Associazione di tipo mafioso, associazione finalizzata al traffico e allo spaccio di sostanze stupefacenti, detenzione illegale di armi, trasferimento fraudolento di valori ed estorsione con metodo e finalità mafiosa. Queste sono le accuse che hanno portato il giudice per le indagini preliminari del tribunale di Catania ad emettere un’ordinanza di custodia cautelare nei confronti di 38 soggetti nell’ambito dell’operazione chiamata “Overtrade” condotta dai carabinieri del nucleo investigativo del comando provinciale del Capoluogo etneo. Più di due anni di indagini per portare alla luce le illecite attività messe in atto dal gruppo dei Mascalucia e dei suoi associati all’indomani della scarcerazione di Salvatore Mazzaglia e del genero Mirko Casesa: due uomini al vertice della famiglia di Cosa Nostra catanese Santapaola – Ercolano.
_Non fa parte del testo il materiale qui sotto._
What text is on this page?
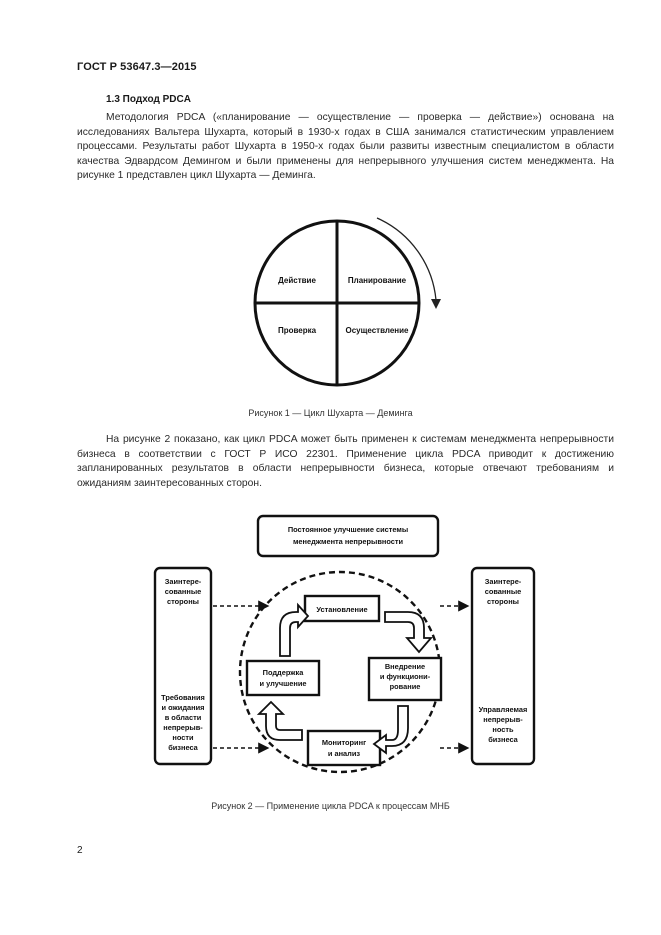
ГОСТ Р 53647.3—2015
1.3 Подход PDCA
Методология PDCA («планирование — осуществление — проверка — действие») основана на исследованиях Вальтера Шухарта, который в 1930-х годах в США занимался статистическим управлением процессами. Результаты работ Шухарта в 1950-х годах были развиты известным специалистом в области качества Эдвардсом Демингом и были применены для непрерывного улучшения систем менеджмента. На рисунке 1 представлен цикл Шухарта — Деминга.
Действие	Планирование
Проверка	Осуществление
Рисунок 1 — Цикл Шухарта — Деминга
На рисунке 2 показано, как цикл PDCA может быть применен к системам менеджмента непрерывности бизнеса в соответствии с ГОСТ Р ИСО 22301. Применение цикла PDCA приводит к достижению запланированных результатов в области непрерывности бизнеса, которые отвечают требованиям и ожиданиям заинтересованных сторон.
Постоянное улучшение системы
менеджмента непрерывности
Заинтере-
сованные
стороны
Требования
и ожидания
в области
непрерыв-
ности
бизнеса
Заинтере-
сованные
стороны
Управляемая
непрерыв-
ность
бизнеса
Установление
Внедрение
и функциони-
рование
Мониторинг
и анализ
Поддержка
и улучшение
Рисунок 2 — Применение цикла PDCA к процессам МНБ
2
Le indagini portate avanti dai carabinieri hanno consentito di dare conferma circa l’appartenenza mafiosa dei due ed in merito anche alla commissione di una serie di estorsioni con carattere mafioso, nonché reati in materia di armi e intestazioni fittizie di beni. A questi, si aggiunge anche un importante traffico di cocaina, hashish e marijuana. A tenere le fila dell’organizzazione mafiosa era Mazzaglia, fiancheggiato dal figlio Giovanni, dal genero Casesa e dal nipote Victor Mangano. Tra i fiancheggiatori spicca il nome di Elena Nicosia le cui funzioni erano quelle di mantenere i contatti con gli acquirenti della droga che trasportava e vendeva.
Le numerose “conoscenze” hanno consentito a Mazzaglia di attivare diversi canali di rifornimento di sostanza stupefacente in grandi quantitativi ma a prezzi favorevoli rispetto a quelli praticati nel mercato ordinario. Al costo sostenuto, l’esponente mafioso catanese aggiungeva un rincaro per trarne guadagno nel momento in cui cedeva la droga agli acquirenti che si occupavano della vendita al dettaglio su piazza. Spesso, nelle operazioni più importanti, Mazzaglia era affiancato dal figlio che curava i traffici di stupefacente in provincia di Siracusa nei confronti dei fratelli De Simone e dei fratelli Vacante in provincia di Catania.
Non solo traffico di stupefacenti ma anche estorsioni ai danni di alcuni imprenditori locali come ad esempio quelle perpetrate a Nicolosi.
L’esponente mafioso catanese aveva anche falsamente attribuito alla figlia Agata, a sua volta moglie di Casesa, la titolarità di un’impresa per la commercializzazione di prodotti lattiero caseari e uova con l’obiettivo di eludere la normativa in materia di misure di prevenzione. Con il provvedimento di oggi l’impresa è stata sequestrata. Un giro di affari loschi che hanno portato alla contestazione di ben 46 capi di imputazione nei confronti degli indagati.